Es gibt eine Reihe von Indizien, dass vor dem Hintergrund der negativen
Erfahrungen in Afghanistan und im Irak zumindest in Teilen von Politik und
Wissenschaft ein Mentalitätswandel in Gang gesetzt wurde. Die Pläne
eines ausgedehnten State und Nation building gerieten, angesichts von
Misserfolgen, Rückschlägen und ausufernden Kosten in die Krise.
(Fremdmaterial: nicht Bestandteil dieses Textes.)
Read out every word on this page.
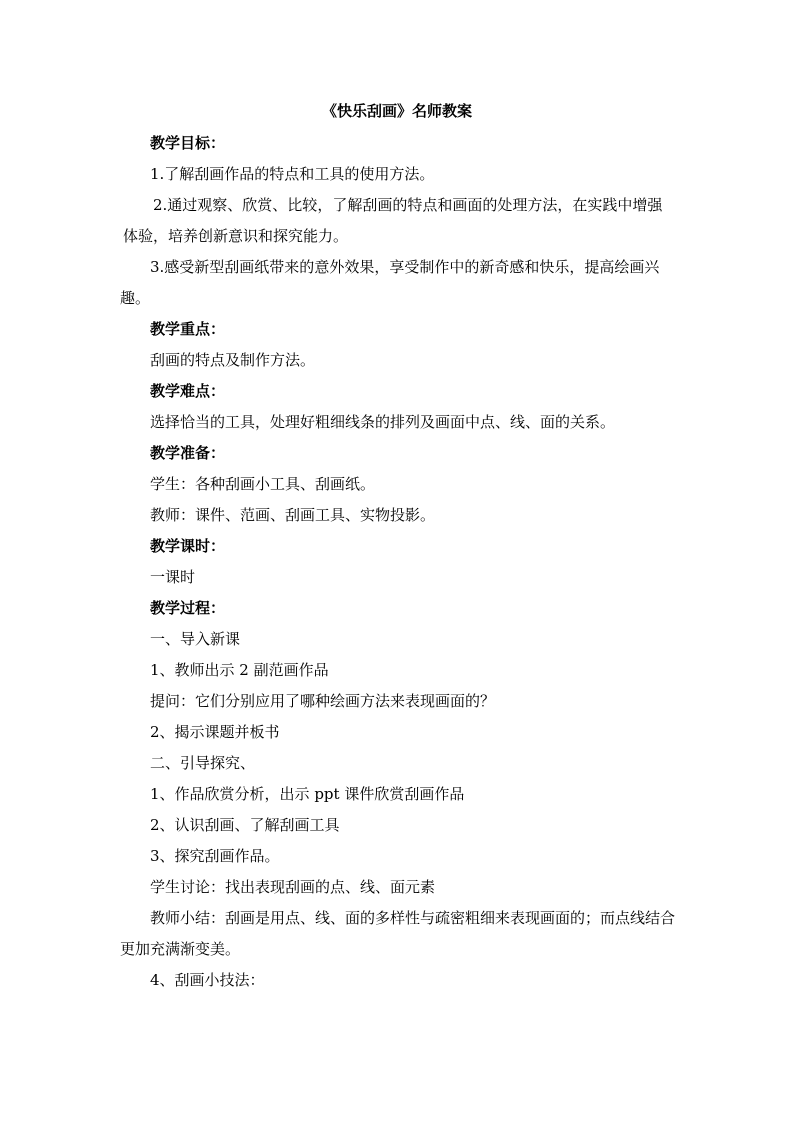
《快乐刮画》名师教案
教学目标：
1.了解刮画作品的特点和工具的使用方法。
2.通过观察、欣赏、比较，了解刮画的特点和画面的处理方法，在实践中增强体验，培养创新意识和探究能力。
3.感受新型刮画纸带来的意外效果，享受制作中的新奇感和快乐，提高绘画兴趣。
教学重点：
刮画的特点及制作方法。
教学难点：
选择恰当的工具，处理好粗细线条的排列及画面中点、线、面的关系。
教学准备：
学生：各种刮画小工具、刮画纸。
教师：课件、范画、刮画工具、实物投影。
教学课时：
一课时
教学过程：
一、导入新课
1、教师出示 2 副范画作品
提问：它们分别应用了哪种绘画方法来表现画面的？
2、揭示课题并板书
二、引导探究、
1、作品欣赏分析，出示 ppt 课件欣赏刮画作品
2、认识刮画、了解刮画工具
3、探究刮画作品。
学生讨论：找出表现刮画的点、线、面元素
教师小结：刮画是用点、线、面的多样性与疏密粗细来表现画面的；而点线结合更加充满渐变美。
4、刮画小技法：
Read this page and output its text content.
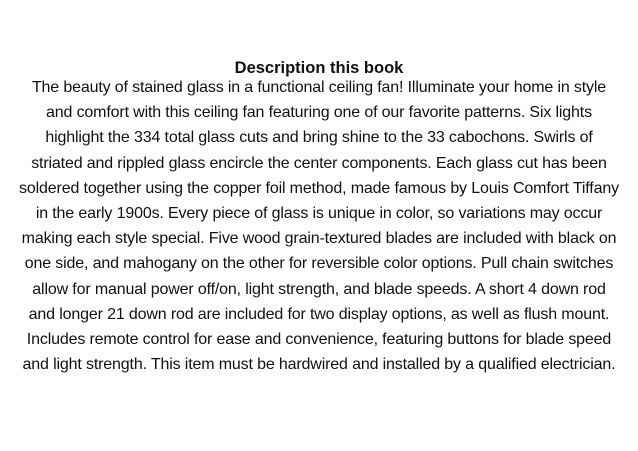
Description this book
The beauty of stained glass in a functional ceiling fan! Illuminate your home in style
and comfort with this ceiling fan featuring one of our favorite patterns. Six lights
highlight the 334 total glass cuts and bring shine to the 33 cabochons. Swirls of
striated and rippled glass encircle the center components. Each glass cut has been
soldered together using the copper foil method, made famous by Louis Comfort Tiffany
in the early 1900s. Every piece of glass is unique in color, so variations may occur
making each style special. Five wood grain-textured blades are included with black on
one side, and mahogany on the other for reversible color options. Pull chain switches
allow for manual power off/on, light strength, and blade speeds. A short 4 down rod
and longer 21 down rod are included for two display options, as well as flush mount.
Includes remote control for ease and convenience, featuring buttons for blade speed
and light strength. This item must be hardwired and installed by a qualified electrician.
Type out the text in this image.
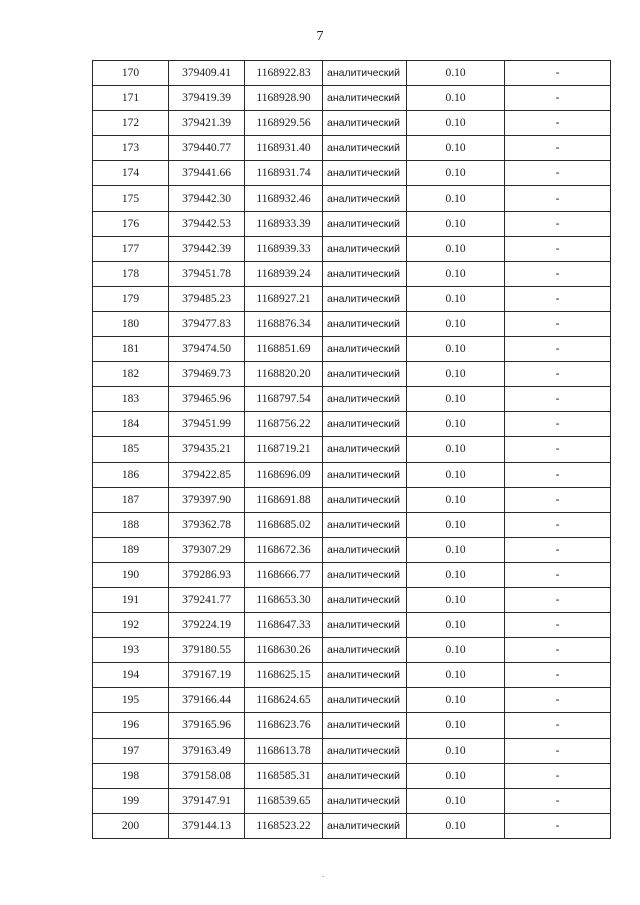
7
170	379409.41	1168922.83	аналитический	0.10	-
171	379419.39	1168928.90	аналитический	0.10	-
172	379421.39	1168929.56	аналитический	0.10	-
173	379440.77	1168931.40	аналитический	0.10	-
174	379441.66	1168931.74	аналитический	0.10	-
175	379442.30	1168932.46	аналитический	0.10	-
176	379442.53	1168933.39	аналитический	0.10	-
177	379442.39	1168939.33	аналитический	0.10	-
178	379451.78	1168939.24	аналитический	0.10	-
179	379485.23	1168927.21	аналитический	0.10	-
180	379477.83	1168876.34	аналитический	0.10	-
181	379474.50	1168851.69	аналитический	0.10	-
182	379469.73	1168820.20	аналитический	0.10	-
183	379465.96	1168797.54	аналитический	0.10	-
184	379451.99	1168756.22	аналитический	0.10	-
185	379435.21	1168719.21	аналитический	0.10	-
186	379422.85	1168696.09	аналитический	0.10	-
187	379397.90	1168691.88	аналитический	0.10	-
188	379362.78	1168685.02	аналитический	0.10	-
189	379307.29	1168672.36	аналитический	0.10	-
190	379286.93	1168666.77	аналитический	0.10	-
191	379241.77	1168653.30	аналитический	0.10	-
192	379224.19	1168647.33	аналитический	0.10	-
193	379180.55	1168630.26	аналитический	0.10	-
194	379167.19	1168625.15	аналитический	0.10	-
195	379166.44	1168624.65	аналитический	0.10	-
196	379165.96	1168623.76	аналитический	0.10	-
197	379163.49	1168613.78	аналитический	0.10	-
198	379158.08	1168585.31	аналитический	0.10	-
199	379147.91	1168539.65	аналитический	0.10	-
200	379144.13	1168523.22	аналитический	0.10	-
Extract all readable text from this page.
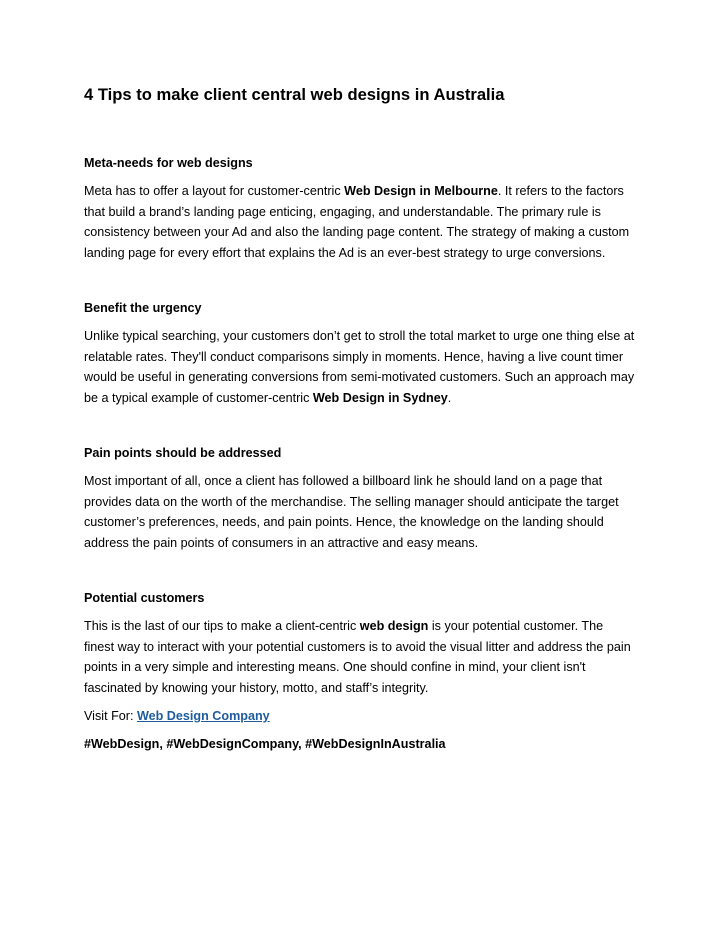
4 Tips to make client central web designs in Australia
Meta-needs for web designs

Meta has to offer a layout for customer-centric Web Design in Melbourne. It refers to the factors that build a brand’s landing page enticing, engaging, and understandable. The primary rule is consistency between your Ad and also the landing page content. The strategy of making a custom landing page for every effort that explains the Ad is an ever-best strategy to urge conversions.

Benefit the urgency

Unlike typical searching, your customers don’t get to stroll the total market to urge one thing else at relatable rates. They'll conduct comparisons simply in moments. Hence, having a live count timer would be useful in generating conversions from semi-motivated customers. Such an approach may be a typical example of customer-centric Web Design in Sydney.

Pain points should be addressed

Most important of all, once a client has followed a billboard link he should land on a page that provides data on the worth of the merchandise. The selling manager should anticipate the target customer’s preferences, needs, and pain points. Hence, the knowledge on the landing should address the pain points of consumers in an attractive and easy means.

Potential customers

This is the last of our tips to make a client-centric web design is your potential customer. The finest way to interact with your potential customers is to avoid the visual litter and address the pain points in a very simple and interesting means. One should confine in mind, your client isn't fascinated by knowing your history, motto, and staff’s integrity.

Visit For: Web Design Company

#WebDesign, #WebDesignCompany, #WebDesignInAustralia
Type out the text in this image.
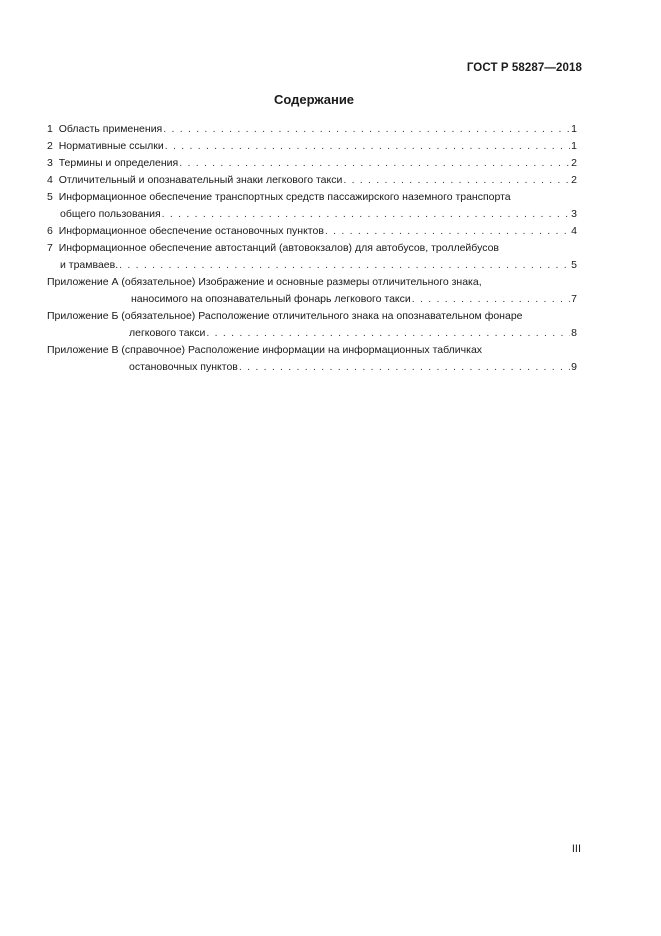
ГОСТ Р 58287—2018
Содержание
1 Область применения . . .	1
2 Нормативные ссылки . . .	1
3 Термины и определения . . .	2
4 Отличительный и опознавательный знаки легкового такси . . .	2
5 Информационное обеспечение транспортных средств пассажирского наземного транспорта
общего пользования . . .	3
6 Информационное обеспечение остановочных пунктов . . .	4
7 Информационное обеспечение автостанций (автовокзалов) для автобусов, троллейбусов
и трамваев. . . .	5
Приложение А (обязательное) Изображение и основные размеры отличительного знака,
наносимого на опознавательный фонарь легкового такси . . .	7
Приложение Б (обязательное) Расположение отличительного знака на опознавательном фонаре
легкового такси . . .	8
Приложение В (справочное) Расположение информации на информационных табличках
остановочных пунктов . . .	9
III
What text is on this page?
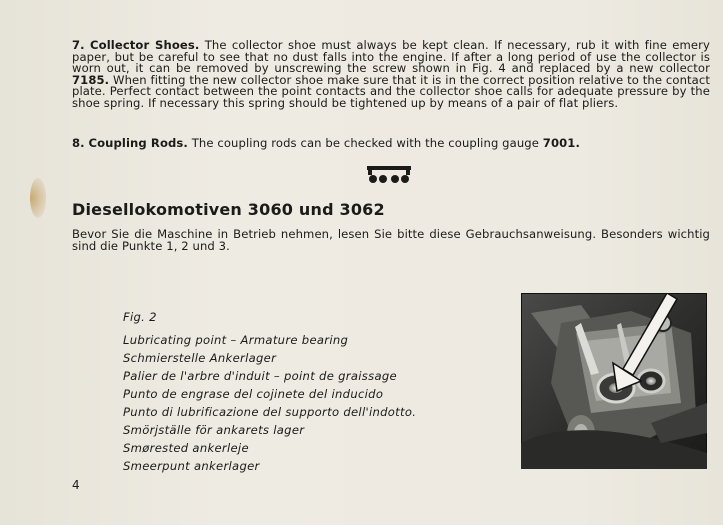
7. Collector Shoes. The collector shoe must always be kept clean. If necessary, rub it with fine emery paper, but be careful to see that no dust falls into the engine. If after a long period of use the collector is worn out, it can be removed by unscrewing the screw shown in Fig. 4 and replaced by a new collector 7185. When fitting the new collector shoe make sure that it is in the correct position relative to the contact plate. Perfect contact between the point contacts and the collector shoe calls for adequate pressure by the shoe spring. If necessary this spring should be tightened up by means of a pair of flat pliers.
8. Coupling Rods. The coupling rods can be checked with the coupling gauge 7001.
Diesellokomotiven 3060 und 3062
Bevor Sie die Maschine in Betrieb nehmen, lesen Sie bitte diese Gebrauchsanweisung. Besonders wichtig sind die Punkte 1, 2 und 3.
Fig. 2
Lubricating point – Armature bearing
Schmierstelle Ankerlager
Palier de l'arbre d'induit – point de graissage
Punto de engrase del cojinete del inducido
Punto di lubrificazione del supporto dell'indotto.
Smörjställe för ankarets lager
Smørested ankerleje
Smeerpunt ankerlager
4
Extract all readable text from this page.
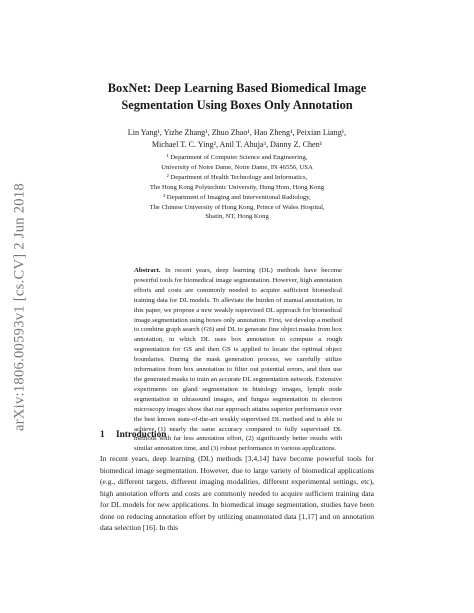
arXiv:1806.00593v1 [cs.CV] 2 Jun 2018
BoxNet: Deep Learning Based Biomedical Image
Segmentation Using Boxes Only Annotation
Lin Yang¹, Yizhe Zhang¹, Zhuo Zhao¹, Hao Zheng¹, Peixian Liang¹,
Michael T. C. Ying², Anil T. Ahuja³, Danny Z. Chen¹
¹ Department of Computer Science and Engineering,
University of Notre Dame, Notre Dame, IN 46556, USA
² Department of Health Technology and Informatics,
The Hong Kong Polytechnic University, Hung Hom, Hong Kong
³ Department of Imaging and Interventional Radiology,
The Chinese University of Hong Kong, Prince of Wales Hospital,
Shatin, NT, Hong Kong
Abstract. In recent years, deep learning (DL) methods have become powerful tools for biomedical image segmentation. However, high annotation efforts and costs are commonly needed to acquire sufficient biomedical training data for DL models. To alleviate the burden of manual annotation, in this paper, we propose a new weakly supervised DL approach for biomedical image segmentation using boxes only annotation. First, we develop a method to combine graph search (GS) and DL to generate fine object masks from box annotation, in which DL uses box annotation to compute a rough segmentation for GS and then GS is applied to locate the optimal object boundaries. During the mask generation process, we carefully utilize information from box annotation to filter out potential errors, and then use the generated masks to train an accurate DL segmentation network. Extensive experiments on gland segmentation in histology images, lymph node segmentation in ultrasound images, and fungus segmentation in electron microscopy images show that our approach attains superior performance over the best known state-of-the-art weakly supervised DL method and is able to achieve (1) nearly the same accuracy compared to fully supervised DL methods with far less annotation effort, (2) significantly better results with similar annotation time, and (3) robust performance in various applications.
1 Introduction
In recent years, deep learning (DL) methods [3,4,14] have become powerful tools for biomedical image segmentation. However, due to large variety of biomedical applications (e.g., different targets, different imaging modalities, different experimental settings, etc), high annotation efforts and costs are commonly needed to acquire sufficient training data for DL models for new applications. In biomedical image segmentation, studies have been done on reducing annotation effort by utilizing unannotated data [1,17] and on annotation data selection [16]. In this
CIMIC
wurde von Teilen der damit befassten Politiker, Militärs und Experten wieder stärker auf die militärische – in Abgrenzung zu einer umfassend politischen – Auftragserfüllung bezogen. Der Diskurs hat sich verändert, und die
Generation, die die post-bipolare Ära des State and Nation building by
Design und von CIMIC als Bestandteil und Dynamik eines Comprehensive
Approach geprägt hat, wird von Pragmatikern in Frage gestellt, die wieder
stärker Kosten-Nutzen-Erwägungen in den Vordergrund stellen.
39
5. Fazit
Was die bisherigen Erfahrungen vermitteln, ist, dass die Erfolgschancen
von CIMIC unter dem Aspekt angepeilter Transformationsziele beim Einsatz in Post-Kriegsgesellschaften maßgeblich von den Schnittmengen einerseits endogener Voraussetzungen und Dynamiken und andererseits
exogener Strategieentwicklung, Ressourcen-Allokation, vor allem aber
politischer Zielsetzung, determiniert werden.
Als Schlussfolgerung kann eine paradoxe Faustregel formuliert werden.
CIMIC ist bei Auslandseinsätzen als zentrales Element der Realisierung
extern induzierter State und Nation building–Prozesse umso erfolgreicher,
je weniger es gebraucht wird. Gleichzeitig: Je kleiner die vorgenannten
Schnittmengen endogener Voraussetzungen und exogener Transformationsabsichten, desto notwendiger ist CIMIC im Sinne eines Comprehensive
Approach, um den Diskrepanzen zwischen externer politischer Zielsetzung
und internen Widerständen und Hindernissen gerecht zu werden. Je größer aber diese Diskrepanz und je notwendiger CIMIC und der Comprehensive Approach sind, von diese zu überwinden, desto mehr wird CIMIC zu
einer mission impossible – siehe Afghanistan.